Clojure’s transducers are back in the spotlight, and the comments turned into a mini soap opera. In simple terms: transducers are like a smart recipe that lets you stack tiny steps—filter, tweak, take a few—and blend data without making a mess of extra bowls (no intermediate collections). The article shows how they compose with comp and plug into anything—sum with transduce, build with into, iterate with eduction, or stream with sequence. But the real show is the crowd.
One fan declared “transducers + async = chef’s kiss”, celebrating how they snap into pipelines without slowing things down. Meanwhile, bjoli popped in with a flex: they wrote SRFI‑171 for Scheme and admitted “many find them confusing,” lighting up a teaching moment. Then thih9 dropped a 2016 archive link, sparking the “is this old news?” debate. The practical crowd cheered eduction’s performance rant—less “copying things around needlessly,” more speed. For flair, adityaathalye shared a FizzBuzz riff, separating calculation from output like a pro, and commenters joked that transducers are the “Costco sample tray” of data transformations.

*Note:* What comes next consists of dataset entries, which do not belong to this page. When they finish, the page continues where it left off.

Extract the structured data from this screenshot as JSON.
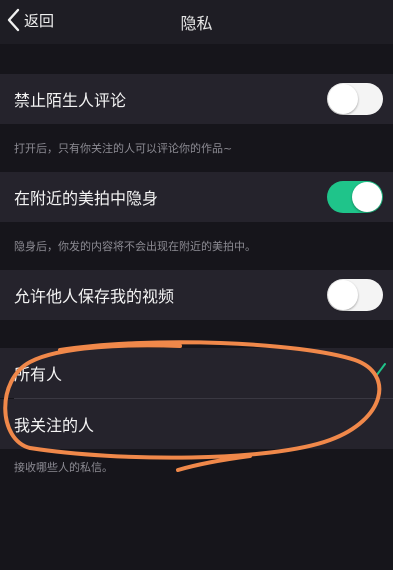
{
  "nav": {
    "back_label": "返回",
    "title": "隐私"
  },
  "settings": [
    {
      "label": "禁止陌生人评论",
      "toggle": "off",
      "note": "打开后，只有你关注的人可以评论你的作品~"
    },
    {
      "label": "在附近的美拍中隐身",
      "toggle": "on",
      "note": "隐身后，你发的内容将不会出现在附近的美拍中。"
    },
    {
      "label": "允许他人保存我的视频",
      "toggle": "off",
      "note": ""
    }
  ],
  "message_permission": {
    "options": [
      {
        "label": "所有人",
        "selected": true
      },
      {
        "label": "我关注的人",
        "selected": false
      }
    ],
    "note": "接收哪些人的私信。"
  },
  "colors": {
    "toggle_on": "#1fc48a",
    "check": "#1fc48a",
    "annotation": "#f0884a"
  }
}
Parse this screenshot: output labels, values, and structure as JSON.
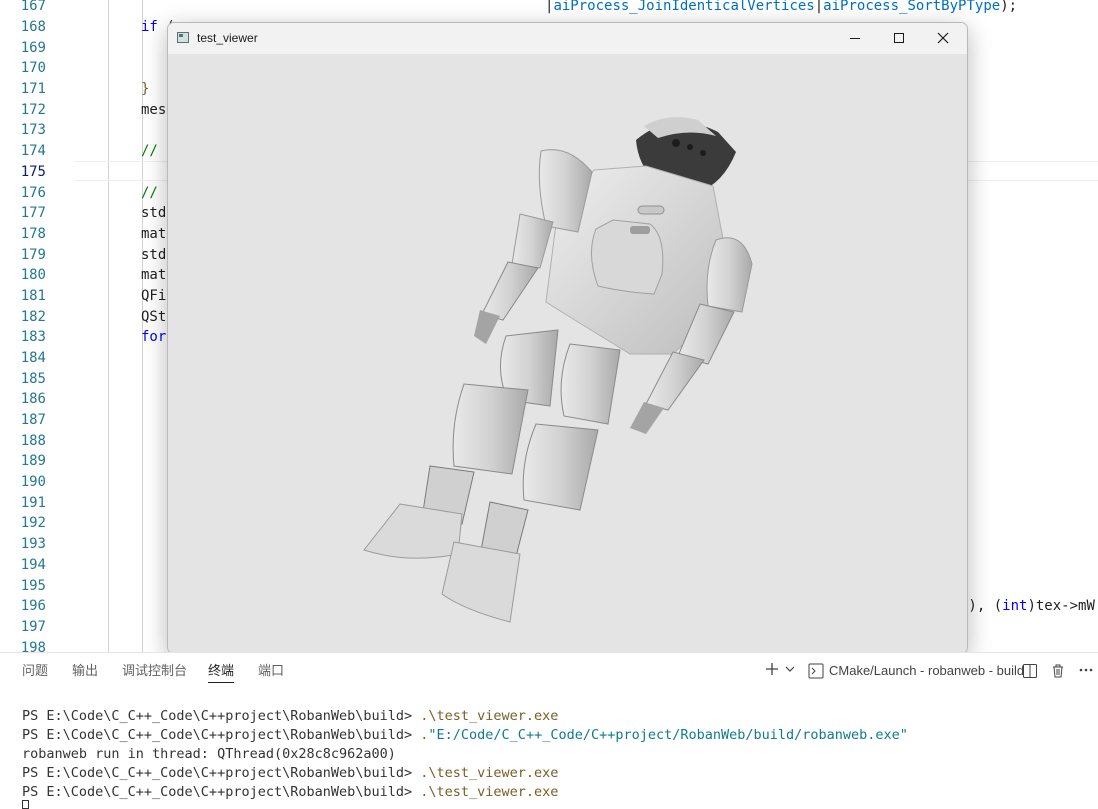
{
  "editor": {
    "line_numbers": [
      "167",
      "168",
      "169",
      "170",
      "171",
      "172",
      "173",
      "174",
      "175",
      "176",
      "177",
      "178",
      "179",
      "180",
      "181",
      "182",
      "183",
      "184",
      "185",
      "186",
      "187",
      "188",
      "189",
      "190",
      "191",
      "192",
      "193",
      "194",
      "195",
      "196",
      "197",
      "198"
    ],
    "current_line": "175",
    "code": {
      "l167_enum_a": "aiProcess_JoinIdenticalVertices",
      "l167_sep": "|",
      "l167_enum_b": "aiProcess_SortByPType",
      "l167_end": ");",
      "l168_kw": "if",
      "l168_rest": " (",
      "l171_brace": "}",
      "l172_text": "mes",
      "l174_comment": "//",
      "l176_comment": "//",
      "l177_text": "std",
      "l178_text": "mat",
      "l179_text": "std",
      "l180_text": "mat",
      "l181_text": "QFi",
      "l182_text": "QSt",
      "l183_kw": "for",
      "l196_a": "a), (",
      "l196_kw": "int",
      "l196_b": ")tex->mW"
    }
  },
  "window": {
    "title": "test_viewer",
    "icon": "qt-app-icon",
    "controls": [
      "minimize-icon",
      "maximize-icon",
      "close-icon"
    ]
  },
  "panel": {
    "tabs": [
      {
        "label": "问题"
      },
      {
        "label": "输出"
      },
      {
        "label": "调试控制台"
      },
      {
        "label": "终端",
        "active": true
      },
      {
        "label": "端口"
      }
    ],
    "terminal_label": "CMake/Launch - robanweb - build"
  },
  "terminal": {
    "prompt": "PS E:\\Code\\C_C++_Code\\C++project\\RobanWeb\\build> ",
    "lines": [
      {
        "cmd": ".\\test_viewer.exe"
      },
      {
        "cmd": ".",
        "str": "\"E:/Code/C_C++_Code/C++project/RobanWeb/build/robanweb.exe\""
      },
      {
        "output": "robanweb run in thread: QThread(0x28c8c962a00)"
      },
      {
        "cmd": ".\\test_viewer.exe"
      },
      {
        "cmd": ".\\test_viewer.exe"
      }
    ]
  },
  "colors": {
    "line_number": "#237893",
    "keyword": "#0000ff",
    "comment": "#008000",
    "enum": "#0070c1",
    "viewport_bg": "#e4e4e4"
  }
}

So: believers love the clean, fast pipelines; skeptics grumble about confusion and vintage vibes; demo-lovers want code receipts. Drama, receipts, and chef’s kiss—classic tech comment section energy.
Key Points
- •A reducing function processes an accumulated result and input; a transducer transforms one reducing function into another.
- •Many Clojure sequence functions return a transducer when the input collection is omitted; this is not currying or partial application.
- •Transducers compose using comp; the composition order reads right-to-left but processes inputs left-to-right, matching ->> order for sequences.
- •transduce eagerly reduces a collection with an applied transducer pipeline; eduction returns a reducible/iterable view; into builds collections; sequence produces incrementally computed sequences.
- •Examples show filtering odd numbers, incrementing, taking first 5, and summing results with and without an initial value (yielding 6 and 106).